Editor's Q&A: Error coin specialist Mike Diamond
- Published: Aug 21, 2015, 6 AM

Illinois numismatist Mike Diamond has a firm grounding in the scientific method, having taught college-level evolutionary biology and anthropology. His training taught him the importance of entertaining multiple working hypotheses when investigating error coins.
Q: How did you get interested in collecting and researching error coins?
A: I’ve always had an affinity for the bizarre. I enjoyed a brief flirtation with error coins in the late 1970s, before I started college. I then forgot about it for the next 20 years. My interest was renewed at a local coin show in 1997, when I picked up a struck 10-cent clad layer and a “Mercury” dime with what later turned out to be a fake incomplete punch. It’s lucky I didn’t find out about my mistake until years later. Otherwise I might have soured on the hobby before I even got started.
Q: What is your favorite error from your collection and what makes it special to you?
A: That would be like asking someone which child is their favorite. Suffice it to say that there are dozens of coins in my collection that would have to be pried from my cold, dead hands (apologies to Charleton Heston). My favorite errors tend to be unique or represent outstanding examples of their error type.
Q: You sometimes disagree with grading services’ attributions of errors; what recommendations would you make to the firms to enhance their attribution skills?

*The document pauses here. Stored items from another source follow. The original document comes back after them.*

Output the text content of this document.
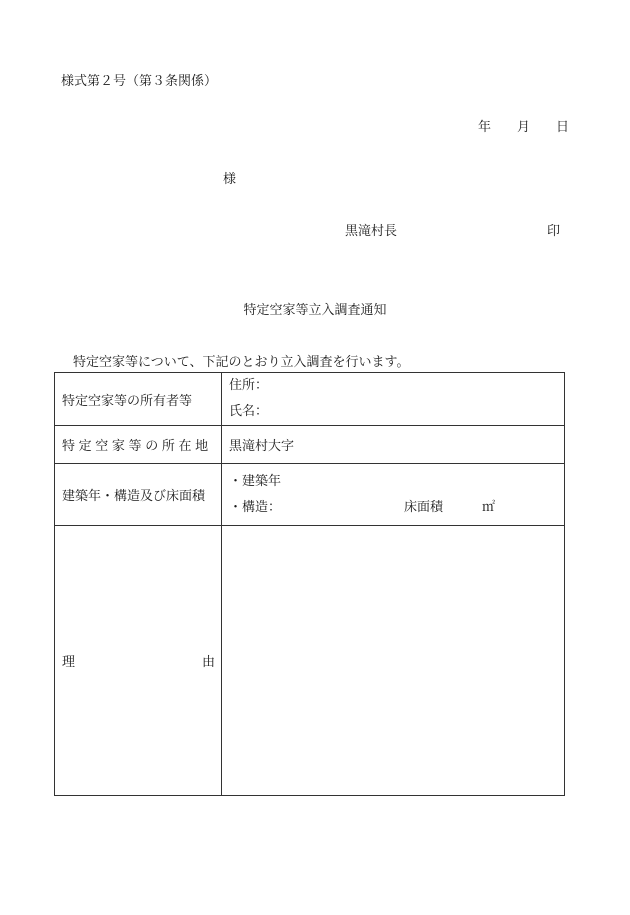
様式第２号（第３条関係）
年 月 日
様
黒滝村長	印
特定空家等立入調査通知
特定空家等について、下記のとおり立入調査を行います。
特定空家等の所有者等	住所：
氏名：

特定空家等の所在地	黒滝村大字
建築年・構造及び床面積	・建築年
・構造： 床面積 ㎡

理 由	
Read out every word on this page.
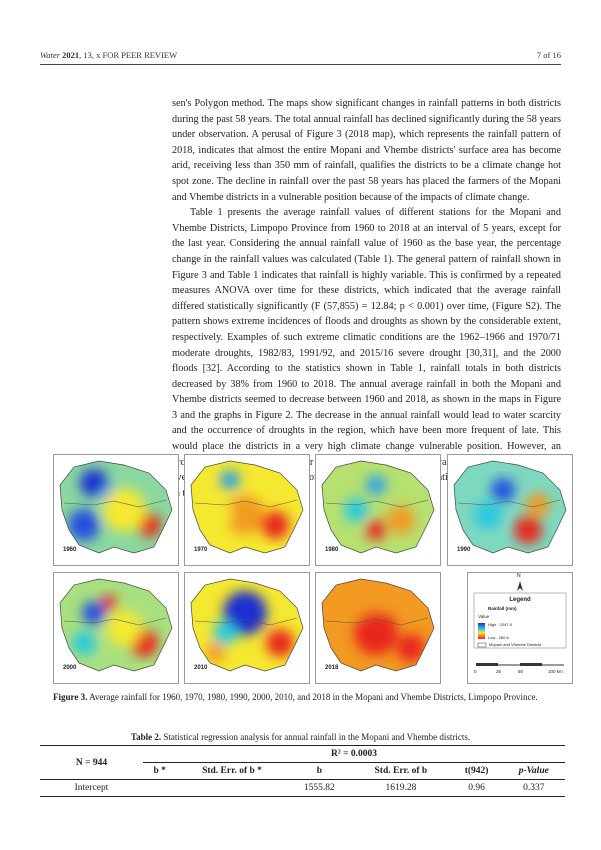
Water 2021, 13, x FOR PEER REVIEW	7 of 16

sen's Polygon method. The maps show significant changes in rainfall patterns in both districts during the past 58 years. The total annual rainfall has declined significantly during the 58 years under observation. A perusal of Figure 3 (2018 map), which represents the rainfall pattern of 2018, indicates that almost the entire Mopani and Vhembe districts' surface area has become arid, receiving less than 350 mm of rainfall, qualifies the districts to be a climate change hot spot zone. The decline in rainfall over the past 58 years has placed the farmers of the Mopani and Vhembe districts in a vulnerable position because of the impacts of climate change.

Table 1 presents the average rainfall values of different stations for the Mopani and Vhembe Districts, Limpopo Province from 1960 to 2018 at an interval of 5 years, except for the last year. Considering the annual rainfall value of 1960 as the base year, the percentage change in the rainfall values was calculated (Table 1). The general pattern of rainfall shown in Figure 3 and Table 1 indicates that rainfall is highly variable. This is confirmed by a repeated measures ANOVA over time for these districts, which indicated that the average rainfall differed statistically significantly (F (57,855) = 12.84; p < 0.001) over time, (Figure S2). The pattern shows extreme incidences of floods and droughts as shown by the considerable extent, respectively. Examples of such extreme climatic conditions are the 1962–1966 and 1970/71 moderate droughts, 1982/83, 1991/92, and 2015/16 severe drought [30,31], and the 2000 floods [32]. According to the statistics shown in Table 1, rainfall totals in both districts decreased by 38% from 1960 to 2018. The annual average rainfall in both the Mopani and Vhembe districts seemed to decrease between 1960 and 2018, as shown in the maps in Figure 3 and the graphs in Figure 2. The decrease in the annual rainfall would lead to water scarcity and the occurrence of droughts in the region, which have been more frequent of late. This would place the districts in a very high climate change vulnerable position. However, an was of

1960	1970	1980	1990
2000	2010	2018
N
Legend
Rainfall (mm)
Value
High : 2047.5
Low : 280.6
Mopani and Vhembe Districts
0	25	50	100 km
Figure 3. Average rainfall for 1960, 1970, 1980, 1990, 2000, 2010, and 2018 in the Mopani and Vhembe Districts, Limpopo Province.
Table 2. Statistical regression analysis for annual rainfall in the Mopani and Vhembe districts.
N = 944	R² = 0.0003					
	b *	Std. Err. of b *	b	Std. Err. of b	t(942)	p-Value
Intercept			1555.82	1619.28	0.96	0.337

A: The grading services generate an unacceptably high frequency of diagnoses that are incomplete, inaccurate, hopelessly non-specific, or indefensibly precise. They perform most poorly with errors that are subtle, obscure, novel, compound, or complex. I suggest that they: Spend more than a few seconds or minutes examining an error, especially one that is unfamiliar. When in doubt, consult knowledgeable individuals outside the firm. Keep abreast of the literature, both in print and online. Read the error articles in the major national publications and specialty journals like Errorscope. Consult the websites of The Error-Variety Education Consortium. Pay attention to the cover letter and to any documentation that arrives with the coin.

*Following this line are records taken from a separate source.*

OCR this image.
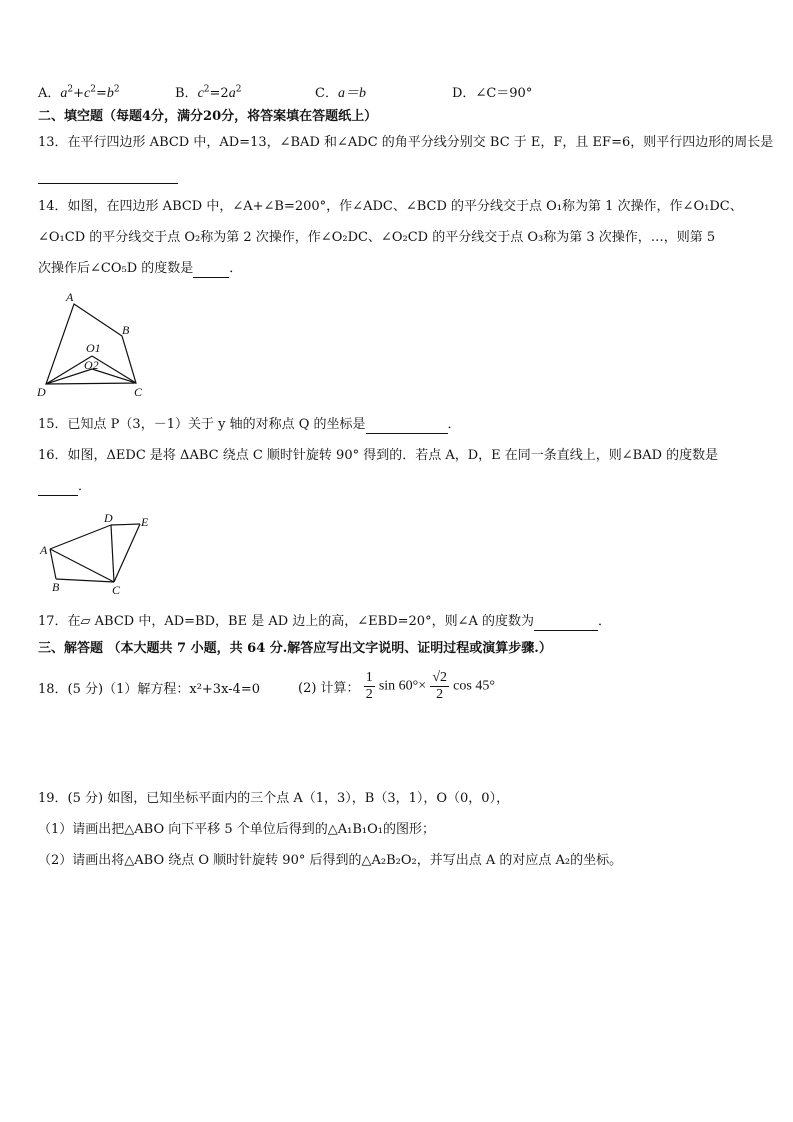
A．$a^2+c^2=b^2$	B．$c^2=2a^2$	C．a＝b	D．∠C＝90°
二、填空题（每题4分，满分20分，将答案填在答题纸上）
13．在平行四边形 ABCD 中，AD=13，∠BAD 和∠ADC 的角平分线分别交 BC 于 E，F，且 EF=6，则平行四边形的周长是
14．如图，在四边形 ABCD 中，∠A+∠B=200°，作∠ADC、∠BCD 的平分线交于点 O₁称为第 1 次操作，作∠O₁DC、
∠O₁CD 的平分线交于点 O₂称为第 2 次操作，作∠O₂DC、∠O₂CD 的平分线交于点 O₃称为第 3 次操作，…，则第 5
次操作后∠CO₅D 的度数是	．
A
B
C
D
O1
O2
15．已知点 P（3，－1）关于 y 轴的对称点 Q 的坐标是	．
16．如图，ΔEDC 是将 ΔABC 绕点 C 顺时针旋转 90° 得到的．若点 A，D，E 在同一条直线上，则∠BAD 的度数是
．
A
B	C
D E
17．在▱ ABCD 中，AD=BD，BE 是 AD 边上的高，∠EBD=20°，则∠A 的度数为	．
三、解答题 （本大题共 7 小题，共 64 分.解答应写出文字说明、证明过程或演算步骤.）
18．(5 分)（1）解方程：x²+3x-4=0	(2) 计算： $\frac{1}{2}$ $\sin 60^\circ\times \frac{√2}{2}$ cos 45°
19．(5 分) 如图，已知坐标平面内的三个点 A（1，3），B（3，1），O（0，0），
（1）请画出把△ABO 向下平移 5 个单位后得到的△A₁B₁O₁的图形；
（2）请画出将△ABO 绕点 O 顺时针旋转 90° 后得到的△A₂B₂O₂，并写出点 A 的对应点 A₂的坐标。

Q: Has the number of errors produced by the U.S. Mint increased or decreased over recent years?
A: The supply of new errors dropped precipitously in 2002, when the U.S. Mint instituted new quality-control procedures and cracked down on the employees of Federal Reserve Banks and coin-wrapping facilities.
Q: Should collectors collect “errors” that are deliberately made and issued by a Mint?

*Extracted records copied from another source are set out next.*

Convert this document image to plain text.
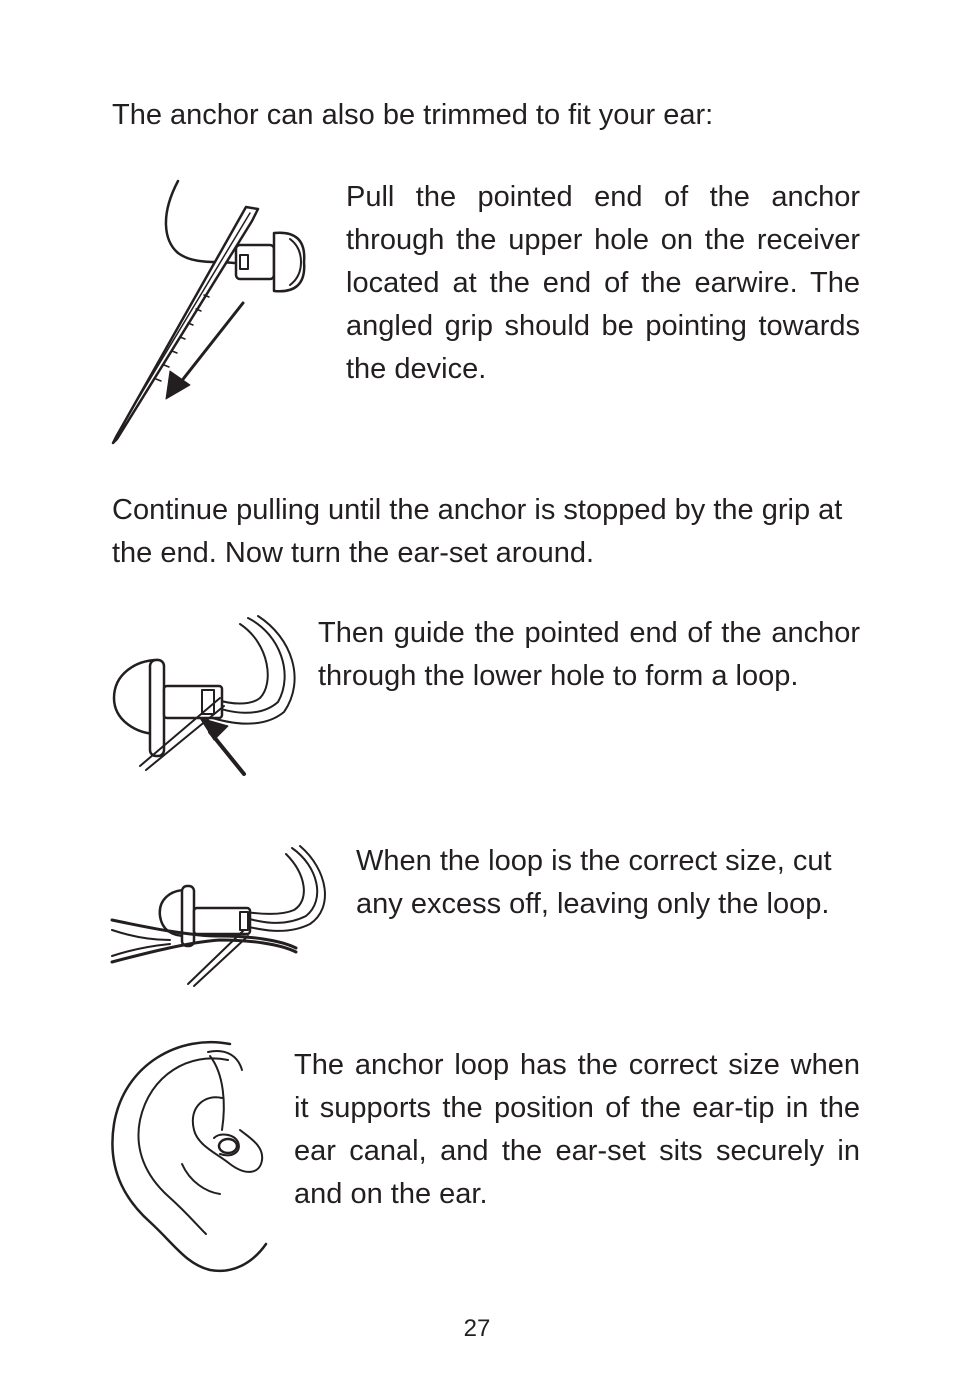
The anchor can also be trimmed to fit your ear:

Pull the pointed end of the anchor through the upper hole on the receiver located at the end of the earwire. The angled grip should be pointing towards the device.

Continue pulling until the anchor is stopped by the grip at the end. Now turn the ear-set around.

Then guide the pointed end of the anchor through the lower hole to form a loop.

When the loop is the correct size, cut any excess off, leaving only the loop.

The anchor loop has the correct size when it supports the position of the ear-tip in the ear canal, and the ear-set sits securely in and on the ear.

27
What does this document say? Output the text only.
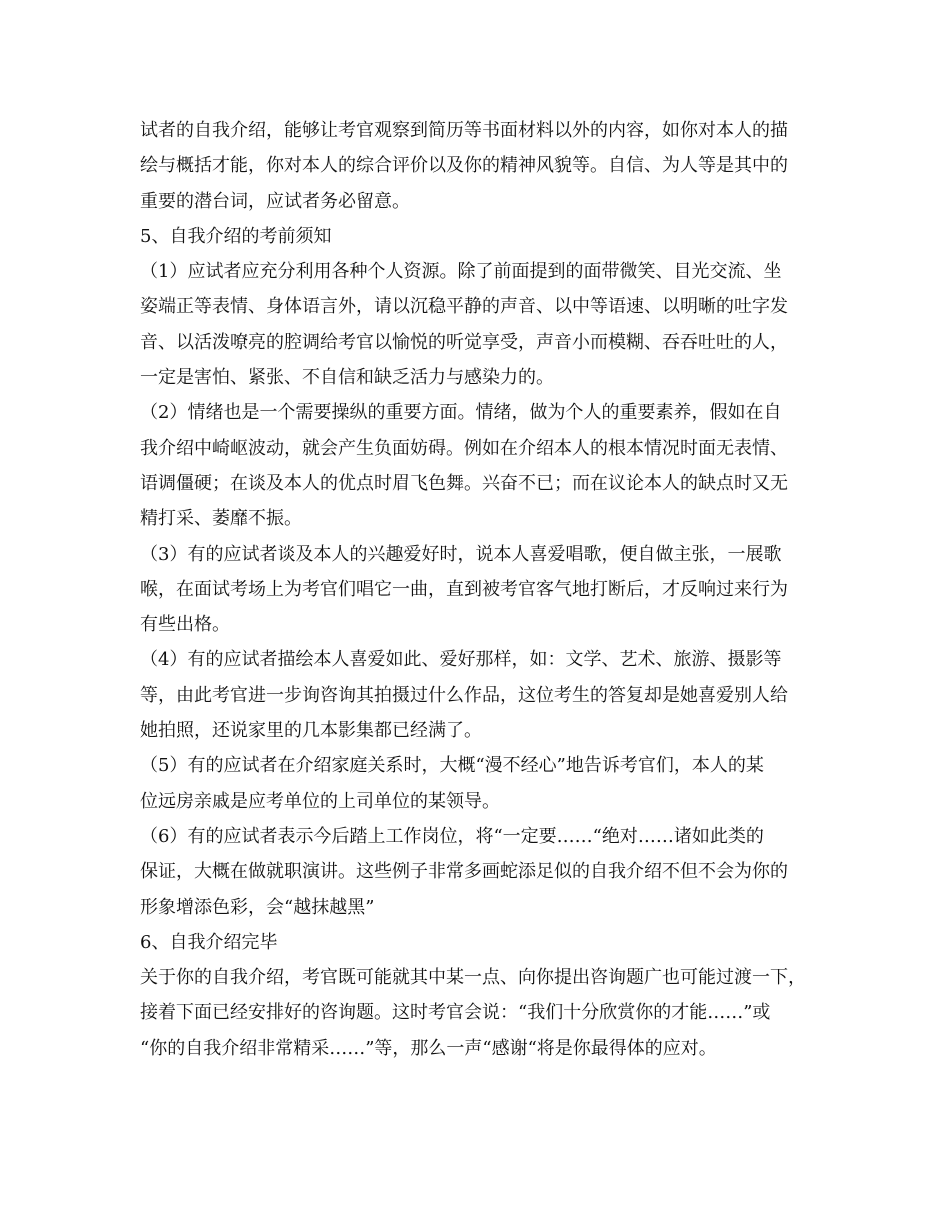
试者的自我介绍，能够让考官观察到简历等书面材料以外的内容，如你对本人的描
绘与概括才能，你对本人的综合评价以及你的精神风貌等。自信、为人等是其中的
重要的潜台词，应试者务必留意。
5、自我介绍的考前须知
（1）应试者应充分利用各种个人资源。除了前面提到的面带微笑、目光交流、坐
姿端正等表情、身体语言外，请以沉稳平静的声音、以中等语速、以明晰的吐字发
音、以活泼嘹亮的腔调给考官以愉悦的听觉享受，声音小而模糊、吞吞吐吐的人，
一定是害怕、紧张、不自信和缺乏活力与感染力的。
（2）情绪也是一个需要操纵的重要方面。情绪，做为个人的重要素养，假如在自
我介绍中崎岖波动，就会产生负面妨碍。例如在介绍本人的根本情况时面无表情、
语调僵硬；在谈及本人的优点时眉飞色舞。兴奋不已；而在议论本人的缺点时又无
精打采、萎靡不振。
（3）有的应试者谈及本人的兴趣爱好时，说本人喜爱唱歌，便自做主张，一展歌
喉，在面试考场上为考官们唱它一曲，直到被考官客气地打断后，才反响过来行为
有些出格。
（4）有的应试者描绘本人喜爱如此、爱好那样，如：文学、艺术、旅游、摄影等
等，由此考官进一步询咨询其拍摄过什么作品，这位考生的答复却是她喜爱别人给
她拍照，还说家里的几本影集都已经满了。
（5）有的应试者在介绍家庭关系时，大概“漫不经心”地告诉考官们，本人的某
位远房亲戚是应考单位的上司单位的某领导。
（6）有的应试者表示今后踏上工作岗位，将“一定要……“绝对……诸如此类的
保证，大概在做就职演讲。这些例子非常多画蛇添足似的自我介绍不但不会为你的
形象增添色彩，会“越抹越黑”
6、自我介绍完毕
关于你的自我介绍，考官既可能就其中某一点、向你提出咨询题广也可能过渡一下，
接着下面已经安排好的咨询题。这时考官会说：“我们十分欣赏你的才能……”或
“你的自我介绍非常精采……”等，那么一声“感谢“将是你最得体的应对。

A: I don’t know of any Mint that intentionally releases errors. There are certainly some mints that are periodically lax in their ability to detect and intercept intentional errors. I personally find planned errors to be less desirable than those that arose and escaped by accident. But that hasn’t stopped me from including some errors in my collection that undoubtedly had help in their production, release, or both. Be that as it may, it’s not for me to dictate anyone’s interests.